ACL Replacement Surgery
Dear Patient,
For optimal treatment, information regarding ACL replacement surgery follows.
Why should surgery be performed?
Previous examinations have shown instability in your knee joint following an anterior cruciate ligament tear. The cruciate ligaments are important stabilizers of the knee joint. With continued athletic or increased daily strain, meniscus damage and cartilage injuries are to be expected as secondary damage, and early-onset osteoarthritis may develop.
To regain full load-bearing capacity, the anterior cruciate ligament must be replaced with autologous tissue to stabilize the knee joint. For this purpose, one, rarely two, tendons are harvested from the posteromedial thigh. Alternatively, a graft from the patellar tendon, the quadriceps tendon, a portion of the lateral long peroneal tendon, or a human donor tendon can be chosen.
How is the surgery performed?
We perform the cruciate ligament surgery endoscopically, minimally invasively (keyhole technique), under general anesthesia or spinal anesthesia/epidural.
During the procedure, meniscus damage and cartilage damage are first addressed. The meniscus may also need to be sutured or the cartilage repaired. A tissue strip, as mentioned above, is harvested from a skin incision, from which the replacement cruciate ligament is prepared.
Using specialized targeting devices, drill holes are made into the tibial head and femur at the attachment site of the anterior cruciate ligament. After checking the position of the drill channels and smoothing the entry points, the pre-tensioned replacement cruciate ligament is inserted and secured with screws or titanium buttons.
An antibiotic is administered before ACL replacement surgery to prevent infections.
After the surgery, a knee brace with a cold compress is applied. With a brace, the knee can be partially weight-bearing immediately after the operation. The inserted wound drains are removed after approx. 24 hours. The sutures are removed after 10–14 days.

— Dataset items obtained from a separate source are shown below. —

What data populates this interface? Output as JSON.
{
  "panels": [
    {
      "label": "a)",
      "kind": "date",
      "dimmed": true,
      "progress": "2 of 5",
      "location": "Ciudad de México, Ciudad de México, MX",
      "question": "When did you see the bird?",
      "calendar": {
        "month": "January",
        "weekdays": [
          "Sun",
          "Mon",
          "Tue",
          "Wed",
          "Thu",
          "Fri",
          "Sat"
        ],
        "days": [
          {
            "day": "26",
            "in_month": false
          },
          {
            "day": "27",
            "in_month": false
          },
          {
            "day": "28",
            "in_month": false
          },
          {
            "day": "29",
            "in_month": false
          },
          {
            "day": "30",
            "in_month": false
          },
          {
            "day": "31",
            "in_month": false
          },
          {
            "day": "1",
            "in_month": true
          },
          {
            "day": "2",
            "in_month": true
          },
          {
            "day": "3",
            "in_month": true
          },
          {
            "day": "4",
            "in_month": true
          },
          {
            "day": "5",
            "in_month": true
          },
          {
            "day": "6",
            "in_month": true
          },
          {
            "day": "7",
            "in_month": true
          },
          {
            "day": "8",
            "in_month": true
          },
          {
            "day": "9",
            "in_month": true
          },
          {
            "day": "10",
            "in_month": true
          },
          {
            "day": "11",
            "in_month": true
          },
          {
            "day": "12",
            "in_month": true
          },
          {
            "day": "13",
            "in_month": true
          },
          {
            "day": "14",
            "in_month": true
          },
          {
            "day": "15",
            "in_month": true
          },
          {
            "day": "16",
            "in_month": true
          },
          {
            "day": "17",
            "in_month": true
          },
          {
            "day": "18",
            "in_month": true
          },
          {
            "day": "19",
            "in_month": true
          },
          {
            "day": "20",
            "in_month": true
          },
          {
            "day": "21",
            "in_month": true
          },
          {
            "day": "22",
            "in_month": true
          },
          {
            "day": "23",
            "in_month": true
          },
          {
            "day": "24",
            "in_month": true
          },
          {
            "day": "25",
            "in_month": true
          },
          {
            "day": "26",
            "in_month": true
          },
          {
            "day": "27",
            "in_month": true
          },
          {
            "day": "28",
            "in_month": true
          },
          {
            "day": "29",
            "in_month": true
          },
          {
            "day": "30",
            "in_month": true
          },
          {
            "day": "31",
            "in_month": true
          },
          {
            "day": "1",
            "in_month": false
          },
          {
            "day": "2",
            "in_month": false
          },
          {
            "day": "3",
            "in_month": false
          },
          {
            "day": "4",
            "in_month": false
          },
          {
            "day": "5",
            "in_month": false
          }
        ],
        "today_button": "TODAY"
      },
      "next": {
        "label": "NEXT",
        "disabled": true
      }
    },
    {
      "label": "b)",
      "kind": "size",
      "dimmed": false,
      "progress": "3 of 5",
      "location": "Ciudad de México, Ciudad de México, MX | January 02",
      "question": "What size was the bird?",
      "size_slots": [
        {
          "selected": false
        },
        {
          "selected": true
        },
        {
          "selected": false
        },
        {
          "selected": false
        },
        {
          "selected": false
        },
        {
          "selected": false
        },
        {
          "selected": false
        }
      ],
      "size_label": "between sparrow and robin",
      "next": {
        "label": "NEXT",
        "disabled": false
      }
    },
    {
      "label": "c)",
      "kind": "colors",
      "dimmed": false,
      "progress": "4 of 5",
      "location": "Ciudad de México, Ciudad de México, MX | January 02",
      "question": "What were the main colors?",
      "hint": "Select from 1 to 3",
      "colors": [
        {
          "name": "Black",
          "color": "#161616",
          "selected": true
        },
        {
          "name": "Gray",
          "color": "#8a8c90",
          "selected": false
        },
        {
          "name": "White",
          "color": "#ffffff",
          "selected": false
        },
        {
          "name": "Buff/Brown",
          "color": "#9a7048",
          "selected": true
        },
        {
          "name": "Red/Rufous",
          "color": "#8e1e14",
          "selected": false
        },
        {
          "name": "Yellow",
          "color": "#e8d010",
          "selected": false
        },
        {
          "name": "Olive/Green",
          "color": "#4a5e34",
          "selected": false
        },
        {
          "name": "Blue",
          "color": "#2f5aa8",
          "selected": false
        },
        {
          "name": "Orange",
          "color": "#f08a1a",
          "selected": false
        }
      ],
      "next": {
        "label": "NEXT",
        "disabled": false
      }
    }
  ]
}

Physiotherapeutic treatment begins immediately after ACL replacement surgery with targeted muscle-strengthening and swelling-reducing exercises.
Generally, the knee can be weight-bearing without support after 2 weeks.
Lighter work is usually permissible after approx. 4 weeks, and heavier physical work after 10–12 weeks. Full athletic activity is permitted again after approx. 6-8 months.
Possible Complications:
- Infection of the joint and/or soft tissues (wound healing disorders)
- Late infections
- Venous thrombosis in the upper and lower leg, with embolisms (blood clots with vascular occlusion) as a rare consequence
- Re-rupture
- Implant failure
- Permanent restriction of movement (flexion and/or extension restriction)
- Remaining instability
- Lysis – graft failure due to autologous dissolution/weakening
- Nerve injury with subsequent sensory disturbance, for example, in front of the kneecap or on the inner side
- Vascular injury with persistent swelling of the joint
- Hematoma on the thigh, or skin injury due to the tourniquet for bloodlessness
- Wide scars
- Very rarely, rupture of the patellar tendon (kneecap tendon) or fracture of the kneecap after graft harvesting
- Persistent pain and/or feeling of instability
I have been informed about the nature, extent, and risks of the procedures listed above. Other treatment methods, their advantages and disadvantages, their chances of success, and their potential complications have been discussed.
After weighing the risks of medical treatment against the consequences of its omission, I have decided in favor of the planned ACL replacement surgery and agree to the planned procedure and any potential extension of the procedure depending on the findings during the operation. I have no further questions.